Julius Sang

Personal information
- Born: 30 June 1946 Kapsabet, Kenya
- Died: 9 April 2004 (aged 57) Eldoret, Kenya

Sport
- Sport: Track and field

Medal record
Representing Kenya
Olympic Games
| Gold medal – first place | 1972 Munich | 4×400m relay |
| Bronze medal – third place | 1972 Munich | 400 metres |
Commonwealth Games
| Gold medal – first place | 1970 Edinburgh | 4x400m relay |
| Gold medal – first place | 1974 Christchurch | 4x400m relay |
African Championships
| Gold medal – first place | 1985 Cairo | 4×400m relay |

= Julius Sang =

Kenyan sprinter

Julius Sang (19 September 1948 - 9 April 2004) was a Kenyan athlete.
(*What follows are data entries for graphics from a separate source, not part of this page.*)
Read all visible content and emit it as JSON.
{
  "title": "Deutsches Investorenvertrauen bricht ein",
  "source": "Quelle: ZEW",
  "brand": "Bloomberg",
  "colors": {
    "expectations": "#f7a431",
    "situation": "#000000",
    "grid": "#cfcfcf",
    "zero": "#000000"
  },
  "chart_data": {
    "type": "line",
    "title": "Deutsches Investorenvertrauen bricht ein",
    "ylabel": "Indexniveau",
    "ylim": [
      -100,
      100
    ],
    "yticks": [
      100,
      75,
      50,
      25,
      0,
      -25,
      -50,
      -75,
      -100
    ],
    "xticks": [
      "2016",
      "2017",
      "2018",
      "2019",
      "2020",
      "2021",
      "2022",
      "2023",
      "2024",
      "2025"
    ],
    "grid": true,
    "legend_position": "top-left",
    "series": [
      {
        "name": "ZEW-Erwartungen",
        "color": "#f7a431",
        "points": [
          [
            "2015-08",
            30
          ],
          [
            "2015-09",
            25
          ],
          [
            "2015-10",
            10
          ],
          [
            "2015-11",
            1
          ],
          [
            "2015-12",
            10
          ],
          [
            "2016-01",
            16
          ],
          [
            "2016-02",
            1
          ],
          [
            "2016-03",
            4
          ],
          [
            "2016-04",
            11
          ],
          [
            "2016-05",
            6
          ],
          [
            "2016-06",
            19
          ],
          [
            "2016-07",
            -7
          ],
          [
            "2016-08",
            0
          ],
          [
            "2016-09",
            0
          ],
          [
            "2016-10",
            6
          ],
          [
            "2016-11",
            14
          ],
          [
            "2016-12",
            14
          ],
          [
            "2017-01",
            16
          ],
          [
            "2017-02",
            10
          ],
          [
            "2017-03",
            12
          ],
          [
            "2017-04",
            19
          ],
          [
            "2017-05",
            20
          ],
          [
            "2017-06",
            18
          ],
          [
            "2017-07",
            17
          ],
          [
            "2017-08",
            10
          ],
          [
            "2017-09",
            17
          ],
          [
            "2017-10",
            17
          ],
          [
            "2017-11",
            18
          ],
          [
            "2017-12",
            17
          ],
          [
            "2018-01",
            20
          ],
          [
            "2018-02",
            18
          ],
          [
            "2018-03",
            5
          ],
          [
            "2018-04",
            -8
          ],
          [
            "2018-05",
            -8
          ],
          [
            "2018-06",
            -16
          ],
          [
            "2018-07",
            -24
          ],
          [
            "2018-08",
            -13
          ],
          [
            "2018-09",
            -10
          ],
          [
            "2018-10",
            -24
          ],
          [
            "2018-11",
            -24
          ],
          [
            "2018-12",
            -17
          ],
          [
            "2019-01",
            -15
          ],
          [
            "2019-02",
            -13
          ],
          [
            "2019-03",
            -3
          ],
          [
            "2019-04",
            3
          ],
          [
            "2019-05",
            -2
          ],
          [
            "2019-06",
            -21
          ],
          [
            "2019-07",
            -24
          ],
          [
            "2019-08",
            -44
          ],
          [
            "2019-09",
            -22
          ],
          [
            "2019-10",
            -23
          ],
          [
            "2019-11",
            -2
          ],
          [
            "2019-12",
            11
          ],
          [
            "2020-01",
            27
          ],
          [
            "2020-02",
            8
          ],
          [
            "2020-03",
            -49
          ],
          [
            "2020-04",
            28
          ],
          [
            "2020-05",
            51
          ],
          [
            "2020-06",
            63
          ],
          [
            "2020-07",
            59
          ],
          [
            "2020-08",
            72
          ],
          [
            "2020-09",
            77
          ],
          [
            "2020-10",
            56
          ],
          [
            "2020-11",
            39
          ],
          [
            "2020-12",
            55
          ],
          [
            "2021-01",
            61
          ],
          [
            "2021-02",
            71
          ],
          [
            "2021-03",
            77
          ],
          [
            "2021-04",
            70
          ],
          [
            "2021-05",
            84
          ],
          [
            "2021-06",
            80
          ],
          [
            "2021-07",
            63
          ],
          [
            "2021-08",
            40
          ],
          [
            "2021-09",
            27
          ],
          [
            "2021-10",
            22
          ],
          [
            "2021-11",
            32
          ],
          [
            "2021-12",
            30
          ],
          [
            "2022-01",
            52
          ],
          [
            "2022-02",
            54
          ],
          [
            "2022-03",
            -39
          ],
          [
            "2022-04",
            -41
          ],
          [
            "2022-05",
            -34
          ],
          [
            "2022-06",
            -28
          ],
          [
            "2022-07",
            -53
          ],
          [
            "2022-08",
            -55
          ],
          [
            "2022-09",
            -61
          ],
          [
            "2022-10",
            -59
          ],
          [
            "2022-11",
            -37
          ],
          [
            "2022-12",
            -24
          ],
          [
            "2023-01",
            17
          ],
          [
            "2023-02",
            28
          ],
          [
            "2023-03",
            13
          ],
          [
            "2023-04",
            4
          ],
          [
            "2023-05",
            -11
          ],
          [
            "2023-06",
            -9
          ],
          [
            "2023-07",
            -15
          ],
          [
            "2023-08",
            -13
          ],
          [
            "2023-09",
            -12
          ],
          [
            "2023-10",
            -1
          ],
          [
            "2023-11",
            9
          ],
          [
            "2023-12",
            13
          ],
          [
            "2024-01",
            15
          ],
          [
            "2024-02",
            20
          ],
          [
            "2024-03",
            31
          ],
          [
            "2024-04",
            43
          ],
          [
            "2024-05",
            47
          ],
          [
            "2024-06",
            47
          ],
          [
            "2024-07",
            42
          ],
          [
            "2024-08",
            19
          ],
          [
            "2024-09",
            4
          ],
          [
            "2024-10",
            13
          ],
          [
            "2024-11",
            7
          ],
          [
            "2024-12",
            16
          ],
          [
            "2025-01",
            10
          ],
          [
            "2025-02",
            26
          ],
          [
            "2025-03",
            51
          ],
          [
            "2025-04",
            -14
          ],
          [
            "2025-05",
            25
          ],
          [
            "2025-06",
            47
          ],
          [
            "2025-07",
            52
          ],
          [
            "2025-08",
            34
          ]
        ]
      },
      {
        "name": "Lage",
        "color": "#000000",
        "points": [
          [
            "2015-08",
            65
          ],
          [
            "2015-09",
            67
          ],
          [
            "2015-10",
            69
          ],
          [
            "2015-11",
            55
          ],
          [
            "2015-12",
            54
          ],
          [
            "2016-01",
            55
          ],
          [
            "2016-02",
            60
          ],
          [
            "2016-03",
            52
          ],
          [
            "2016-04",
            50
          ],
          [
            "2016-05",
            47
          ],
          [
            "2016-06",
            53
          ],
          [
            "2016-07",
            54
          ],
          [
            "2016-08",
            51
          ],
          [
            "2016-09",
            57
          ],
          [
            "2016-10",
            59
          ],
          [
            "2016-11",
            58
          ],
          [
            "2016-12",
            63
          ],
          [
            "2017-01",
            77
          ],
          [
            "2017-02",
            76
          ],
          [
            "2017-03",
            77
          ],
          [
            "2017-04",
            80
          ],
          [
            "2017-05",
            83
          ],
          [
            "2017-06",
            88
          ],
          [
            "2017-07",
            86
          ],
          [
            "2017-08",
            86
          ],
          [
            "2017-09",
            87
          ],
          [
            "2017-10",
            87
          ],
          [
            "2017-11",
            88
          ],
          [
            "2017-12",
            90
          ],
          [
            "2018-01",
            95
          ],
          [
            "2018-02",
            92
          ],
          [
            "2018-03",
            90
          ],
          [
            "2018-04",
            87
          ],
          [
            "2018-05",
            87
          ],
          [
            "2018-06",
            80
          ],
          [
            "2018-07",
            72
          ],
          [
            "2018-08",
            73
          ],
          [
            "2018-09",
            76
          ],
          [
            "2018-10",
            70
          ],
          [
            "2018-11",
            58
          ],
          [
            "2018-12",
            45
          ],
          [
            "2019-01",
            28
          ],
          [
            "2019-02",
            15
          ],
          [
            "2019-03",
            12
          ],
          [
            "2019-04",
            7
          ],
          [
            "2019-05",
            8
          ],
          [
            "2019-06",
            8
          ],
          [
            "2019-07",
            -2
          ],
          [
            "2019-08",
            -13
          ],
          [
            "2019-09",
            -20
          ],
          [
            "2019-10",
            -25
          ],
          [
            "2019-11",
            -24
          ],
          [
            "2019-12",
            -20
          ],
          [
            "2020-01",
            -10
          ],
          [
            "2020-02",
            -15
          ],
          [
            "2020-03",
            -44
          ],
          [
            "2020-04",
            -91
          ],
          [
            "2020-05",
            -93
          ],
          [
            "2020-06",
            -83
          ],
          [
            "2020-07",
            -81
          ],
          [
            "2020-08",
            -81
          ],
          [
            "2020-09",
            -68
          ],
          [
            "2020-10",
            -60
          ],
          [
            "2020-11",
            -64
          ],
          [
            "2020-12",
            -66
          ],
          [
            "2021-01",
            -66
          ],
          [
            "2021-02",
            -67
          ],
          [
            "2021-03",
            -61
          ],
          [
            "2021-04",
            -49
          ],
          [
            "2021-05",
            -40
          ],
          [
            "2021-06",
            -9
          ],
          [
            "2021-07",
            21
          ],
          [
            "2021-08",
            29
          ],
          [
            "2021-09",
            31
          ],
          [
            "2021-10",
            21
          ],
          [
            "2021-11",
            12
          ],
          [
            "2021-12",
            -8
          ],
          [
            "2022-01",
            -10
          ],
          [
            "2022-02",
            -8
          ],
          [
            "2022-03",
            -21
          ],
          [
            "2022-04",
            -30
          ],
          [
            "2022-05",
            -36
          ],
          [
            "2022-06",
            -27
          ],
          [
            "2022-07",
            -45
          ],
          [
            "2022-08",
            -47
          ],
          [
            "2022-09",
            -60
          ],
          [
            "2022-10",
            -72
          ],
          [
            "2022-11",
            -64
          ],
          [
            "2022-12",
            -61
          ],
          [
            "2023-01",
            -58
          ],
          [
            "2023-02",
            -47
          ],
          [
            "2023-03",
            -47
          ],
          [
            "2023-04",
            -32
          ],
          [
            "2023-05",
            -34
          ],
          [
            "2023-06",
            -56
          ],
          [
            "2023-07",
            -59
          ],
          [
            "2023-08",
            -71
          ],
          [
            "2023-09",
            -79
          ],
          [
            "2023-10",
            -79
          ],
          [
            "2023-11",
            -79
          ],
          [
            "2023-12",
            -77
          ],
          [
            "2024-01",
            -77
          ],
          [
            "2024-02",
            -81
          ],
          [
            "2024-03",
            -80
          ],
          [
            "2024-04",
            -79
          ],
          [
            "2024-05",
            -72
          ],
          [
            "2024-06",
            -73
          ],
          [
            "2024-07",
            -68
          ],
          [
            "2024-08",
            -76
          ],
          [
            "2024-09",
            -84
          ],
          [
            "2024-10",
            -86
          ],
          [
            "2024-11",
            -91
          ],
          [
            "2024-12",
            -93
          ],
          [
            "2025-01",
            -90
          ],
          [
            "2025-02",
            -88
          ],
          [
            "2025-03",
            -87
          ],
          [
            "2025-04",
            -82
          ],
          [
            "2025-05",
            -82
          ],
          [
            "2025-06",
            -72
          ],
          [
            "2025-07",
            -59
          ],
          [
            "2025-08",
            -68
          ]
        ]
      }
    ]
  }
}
Along with teammates Robert Ouko, Charles Asati and Munyoro Nyamau, he won the 4 × 400 relay race at the 1972 Summer Olympics for Kenya. He also took a bronze medal in the individual 400 meter race.

He ran for North Carolina Central University, where he was part of their record-setting team at the Penn Relays. Sang was married to fellow runner Tecla Chemabwai Sang. In 2004, he unexpectedly died while he was undergoing treatment for a stomach ailment.